An MP has proposed tearing up a migration treaty with the UK, meaning asylum seekers on French soil could be stopped (pictured) unless more permits are granted

An MP has proposed tearing up a migration treaty with the UK, meaning asylum seekers on French soil could be stopped (pictured) unless more permits are granted

An MP has proposed tearing up a migration treaty with the UK, meaning asylum seekers on French soil could be stopped (pictured) unless more permits are granted

Olivier Lepretre, head of Northern France’s powerful fisheries commission, said: “If the negotiations fail, we will prevent all French and European products from reaching the UK and all British products not reaching Europe.”

‘Unless Boris’ [Johnson] declines, the British won’t have so much goodies to eat this Christmas.
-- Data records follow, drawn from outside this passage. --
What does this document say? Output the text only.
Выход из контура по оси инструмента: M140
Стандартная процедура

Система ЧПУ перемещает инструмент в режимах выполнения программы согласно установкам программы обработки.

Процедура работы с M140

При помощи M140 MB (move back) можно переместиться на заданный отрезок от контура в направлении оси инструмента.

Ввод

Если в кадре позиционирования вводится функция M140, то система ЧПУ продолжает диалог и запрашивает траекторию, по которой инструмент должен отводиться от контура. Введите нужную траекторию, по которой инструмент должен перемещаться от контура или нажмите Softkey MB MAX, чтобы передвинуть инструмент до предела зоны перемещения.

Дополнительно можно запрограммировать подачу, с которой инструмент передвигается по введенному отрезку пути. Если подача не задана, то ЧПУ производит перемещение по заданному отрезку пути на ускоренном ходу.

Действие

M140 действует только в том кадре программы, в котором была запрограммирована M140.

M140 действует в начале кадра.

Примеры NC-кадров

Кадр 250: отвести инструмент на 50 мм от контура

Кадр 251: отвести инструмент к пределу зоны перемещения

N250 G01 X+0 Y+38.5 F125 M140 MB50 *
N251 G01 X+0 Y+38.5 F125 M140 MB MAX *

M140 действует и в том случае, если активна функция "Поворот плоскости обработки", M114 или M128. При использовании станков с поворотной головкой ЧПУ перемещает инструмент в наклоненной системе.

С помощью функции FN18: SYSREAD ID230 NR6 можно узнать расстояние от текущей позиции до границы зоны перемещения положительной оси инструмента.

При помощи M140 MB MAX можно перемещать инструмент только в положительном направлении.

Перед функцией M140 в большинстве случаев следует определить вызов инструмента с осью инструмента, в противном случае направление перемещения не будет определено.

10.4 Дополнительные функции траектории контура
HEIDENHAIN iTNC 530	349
I hope it doesn’t come to that.’

On Thursday, he said London has only “two weeks” to take action or the blockade would begin.

Britain and France have already clashed in recent months over an agreement with Australian submarines, the EU’s attempt to block life-saving jabs in the UK and the Northern Ireland protocol.

Former Minister Theresa Villiers said: ‘This is an unacceptable attempt at bullying. Ministers must be firm.’

Senior Tory MP David Jones urged Macron to “water down the rhetoric” adding: “Recourse to gangsterism, which in fact this is, can never be justified.”

French Foreign Minister Jean-Yves Le Drian said the differences with Britain were widening and that it was up to London to come up with ideas to improve relations. “The ball is in their court,” he added.